Nasce il Consorzio di bonifica di Piacenza: «Un evento epocale»

Dalla fusione di due bonifiche, "Bacini piacentini di Levante" e "Bacini Tidone Trebbia", è stato istituito il Consorzio di bonifica di Piacenza. Il presidente Zermani: «E' un evento epocale. Le attività saranno molteplici: tutela della qualità dell'acqua, irrigazione, servizi agli enti locali, difesa del suolo»

«Il nuovo Consorzio di bonifica di Piacenza sarà una realtà al servizio del territorio, in grado di rispondere alle sue esigenze intervenendo in maniera unitaria in un'area con caratteristiche idrogeologiche simili». Tratteggia così, il neo-presidente Fausto Zermani (terzo da sinistra in foto), la nascita del nuovo Consorzio di bonifica di Piacenza, sodalizio sorto dalla fusione di due bonifiche, la "Bacini piacentini di Levante" e la "Bacini Tidone Trebbia".

Il Consorzio è stato presentato questa mattina nel palazzo dell'Agricoltura di via Colombo. Presente anche l'assessore provinciale all'Agricoltura Filippo Pozzi.

2.600 KM QUADRATI D'AREA, 55 COMUNI - La fusione ha richiesto oltre un anno e mezzo di lavoro. «Un cammino lungo, faticoso - sottolinea Zermani -, ma che riunirà le competenze e le esperienze maturate in due contesti diversi». Si è resa necessaria per la legge regionale 5 del 2009, che prevede la riduzione dei Consorzi di bonifica: dal primo ottobre, in Emilia, da 15 si sono ridotti a 9. L'ambito nel quale i consorzio piacentino opererà si estende per 2.600 chilometri quadrati, per 48 comuni in provincia di Piacenza e 7 in provincia di Pavia.

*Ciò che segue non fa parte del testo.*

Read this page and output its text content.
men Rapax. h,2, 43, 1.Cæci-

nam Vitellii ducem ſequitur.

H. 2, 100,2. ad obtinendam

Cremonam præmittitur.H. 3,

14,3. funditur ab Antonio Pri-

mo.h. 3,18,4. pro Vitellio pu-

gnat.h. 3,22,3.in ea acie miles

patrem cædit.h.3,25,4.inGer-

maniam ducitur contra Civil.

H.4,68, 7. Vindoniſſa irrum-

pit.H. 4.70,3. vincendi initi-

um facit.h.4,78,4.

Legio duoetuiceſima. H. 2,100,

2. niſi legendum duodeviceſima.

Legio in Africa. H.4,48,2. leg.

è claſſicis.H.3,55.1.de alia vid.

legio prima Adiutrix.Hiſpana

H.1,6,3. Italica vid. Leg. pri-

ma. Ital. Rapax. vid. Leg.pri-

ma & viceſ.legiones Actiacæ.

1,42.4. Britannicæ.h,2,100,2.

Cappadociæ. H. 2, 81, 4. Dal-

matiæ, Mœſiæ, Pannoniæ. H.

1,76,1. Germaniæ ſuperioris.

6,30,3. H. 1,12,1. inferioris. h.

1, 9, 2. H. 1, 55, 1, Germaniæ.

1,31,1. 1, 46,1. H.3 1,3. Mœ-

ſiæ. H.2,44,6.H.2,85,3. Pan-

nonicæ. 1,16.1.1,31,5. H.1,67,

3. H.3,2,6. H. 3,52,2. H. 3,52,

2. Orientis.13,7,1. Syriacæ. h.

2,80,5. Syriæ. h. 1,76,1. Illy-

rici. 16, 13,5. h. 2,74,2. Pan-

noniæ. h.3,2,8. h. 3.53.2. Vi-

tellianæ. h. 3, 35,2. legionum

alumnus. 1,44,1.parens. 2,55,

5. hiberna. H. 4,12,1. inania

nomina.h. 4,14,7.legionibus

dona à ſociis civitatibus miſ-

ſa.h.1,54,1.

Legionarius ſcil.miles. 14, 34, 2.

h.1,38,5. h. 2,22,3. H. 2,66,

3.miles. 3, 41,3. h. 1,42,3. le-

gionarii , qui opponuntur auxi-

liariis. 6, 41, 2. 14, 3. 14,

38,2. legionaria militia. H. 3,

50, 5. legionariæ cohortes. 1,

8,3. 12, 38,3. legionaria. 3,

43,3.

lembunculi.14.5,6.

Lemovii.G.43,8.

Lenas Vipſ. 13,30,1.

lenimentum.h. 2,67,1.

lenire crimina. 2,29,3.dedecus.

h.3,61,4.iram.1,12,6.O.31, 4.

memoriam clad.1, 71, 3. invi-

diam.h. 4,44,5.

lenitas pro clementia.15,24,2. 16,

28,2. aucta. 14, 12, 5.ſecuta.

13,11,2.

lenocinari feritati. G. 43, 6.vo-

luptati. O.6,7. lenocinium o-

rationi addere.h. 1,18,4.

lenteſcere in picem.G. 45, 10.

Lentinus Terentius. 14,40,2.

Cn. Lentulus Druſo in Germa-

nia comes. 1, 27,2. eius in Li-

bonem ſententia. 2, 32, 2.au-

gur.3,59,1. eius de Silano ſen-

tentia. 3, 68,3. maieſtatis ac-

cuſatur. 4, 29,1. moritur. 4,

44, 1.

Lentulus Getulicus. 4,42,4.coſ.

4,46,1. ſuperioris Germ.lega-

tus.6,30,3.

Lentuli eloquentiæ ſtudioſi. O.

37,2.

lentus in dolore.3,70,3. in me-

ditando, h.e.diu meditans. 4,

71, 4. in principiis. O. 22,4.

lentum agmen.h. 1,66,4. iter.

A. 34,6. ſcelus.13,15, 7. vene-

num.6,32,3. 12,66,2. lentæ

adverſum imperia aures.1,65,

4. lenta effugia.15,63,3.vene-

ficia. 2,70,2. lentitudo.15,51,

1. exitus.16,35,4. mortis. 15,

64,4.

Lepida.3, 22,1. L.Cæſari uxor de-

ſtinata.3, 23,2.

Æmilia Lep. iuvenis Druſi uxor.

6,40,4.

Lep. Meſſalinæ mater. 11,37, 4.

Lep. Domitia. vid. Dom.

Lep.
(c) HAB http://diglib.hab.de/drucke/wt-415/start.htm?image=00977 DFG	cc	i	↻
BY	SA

I SERVIZI OFFERTI - Ma a cosa servirà, nel concreto, il Consorzio? «Accanto alle attività tradizionali - prosegue Zermani -, come la difesa del suolo e la bonifica montana, l'irrigazione e la tutela dell'ambiente, si darà impulso alle attività di tutela dell'acqua movimentata, oltre a fornire servizi tecnici innovativi in convenzione con gli enti locali». In sostanza, «senza la nostra attività la montagna sarebbe più franosa, la pianuta più arida, non ci sarebbe una sanità idraulica sufficiente». «Mettiamo in campo personale - conclude Zermani - altamente specializzato in modo da garantire la tutela degli abitanti, delle aree artigianali, produttive e commerciali».